The fund points out that 457 hectares of the Radiant Lagoon provisional lease area consist of peat soils. “Their drainage for palm oil cultivation would have a significant impact on Malaysia’s greenhouse gas emissions.”

The executive director of the BMF, Lukas Straumann, said: “Instead of issuing trade war threats to the EU, Malaysian politicians should focus on cleaning up Sarawak, which has become the dirty backyard of the Malaysian palm oil industry.”

The BMF has also called on Malaysia‘s Prime Minister, Mahathir Mohamad, to direct the Malaysian Anti-Corruption Commission to open an investigation against Taib Mahmud, Mahmud Abu Bekir Taib, and Chung Soon Nam over Radiant Lagoon’s Mulu oil palm leases.

The fund has also urged the Malaysian authorities, and the Sarawak state government in particular, to reform their oil palm policy and stop the expansion of oil palm concessions in Sarawak with immediate effect.

“While the Malaysian government promotes palm oil as a sustainably produced crop, every day tropical rainforests are being cleared for new oil palm plantations in Malaysian Borneo,” the BMF states in its new report.

“It is envisaged that, between 2019 and 2023, 600,000 hectares of rainforest and community lands will be converted into plantations, especially in Sarawak, Malaysia’s largest state.”

The BMF says such mass land conversion goes against the pledge made by the late chief minister Adenan Satem that the expansion of oil palm monocultures would be stopped in Sarawak.

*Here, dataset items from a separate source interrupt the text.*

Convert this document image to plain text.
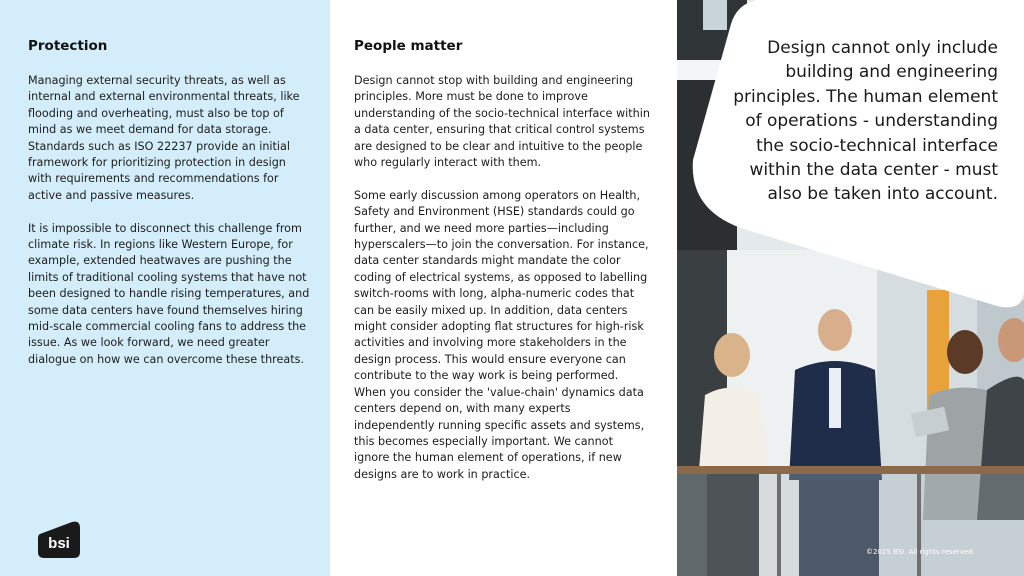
Protection

Managing external security threats, as well as internal and external environmental threats, like flooding and overheating, must also be top of mind as we meet demand for data storage. Standards such as ISO 22237 provide an initial framework for prioritizing protection in design with requirements and recommendations for active and passive measures.

It is impossible to disconnect this challenge from climate risk. In regions like Western Europe, for example, extended heatwaves are pushing the limits of traditional cooling systems that have not been designed to handle rising temperatures, and some data centers have found themselves hiring mid-scale commercial cooling fans to address the issue. As we look forward, we need greater dialogue on how we can overcome these threats.

People matter

Design cannot stop with building and engineering principles. More must be done to improve understanding of the socio-technical interface within a data center, ensuring that critical control systems are designed to be clear and intuitive to the people who regularly interact with them.

Some early discussion among operators on Health, Safety and Environment (HSE) standards could go further, and we need more parties—including hyperscalers—to join the conversation. For instance, data center standards might mandate the color coding of electrical systems, as opposed to labelling switch-rooms with long, alpha-numeric codes that can be easily mixed up. In addition, data centers might consider adopting flat structures for high-risk activities and involving more stakeholders in the design process. This would ensure everyone can contribute to the way work is being performed. When you consider the 'value-chain' dynamics data centers depend on, with many experts independently running specific assets and systems, this becomes especially important. We cannot ignore the human element of operations, if new designs are to work in practice.

bsi
Design cannot only include building and engineering principles. The human element of operations - understanding the socio-technical interface within the data center - must also be taken into account.
©2025 BSI. All rights reserved.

Radiant Lagoon oil palm concession, Mulu, Sarawak, January 2019.

Protest by indigenous communities in Mulu, March 2019.

Protest at the Malaysian High Commission in London, May 4, 2019.

A haven for flora and fauna

The 544-square-kilometre Gunung Mulu National Park is the largest national park in Sarawak and is known for its dramatic peaks and caves, including the huge Deer Cave with its famous colony of bats.

There is a bat observatory near the entrance to the cave and special “bat cam” surveillance technology enables visitors and scientists to observe the comings and goings of millions of the mammals.

The Deer Cave leads to the Garden of Eden, a hidden valley and waterfall enclosed by limestone cliffs.

There are three mountains in the park: Gunung Mulu, Gunung Api, and Gunung Benarat. The Pinnacles at Gunung Api are tall, jagged limestone formations with steep trails and rare orchids.

There are tens of thousands of species of flora and fauna in the national park, which was declared a UNESCO World Heritage Site in November 2000.

All main photos are courtesy of Mulu United Land Action/BMF.

  1. The Bruno Manser Fund was founded by the Swiss rainforest advocate Bruno Manser, who has been missing since his last trip to Sarawak in May 2000.

Update 8/5/2019

Indigenous activists today handed over a 191,000-signature petition against rainforest destruction in the Gunung Mulu region to an official from the Malaysian embassy in Brussels.

“We have come all the way to Brussels to make clear that we want our rights respected and the forest left intact, “ said Willie Kajan, a Berawan activist from Kampung Melinau in the Mulu region. “The Mulu plantation has to be stopped and the land given back to the Dayak people.”

The delegation then went to the European parliament where they are meeting EU officials and NGOs. They danced in front of the parliament building to protest against, and raise awareness about, the expansion of oil palm cultivation at Mulu and elsewhere in Sarawak.

Petition is handed over to a Malaysian embassy official in Brussels.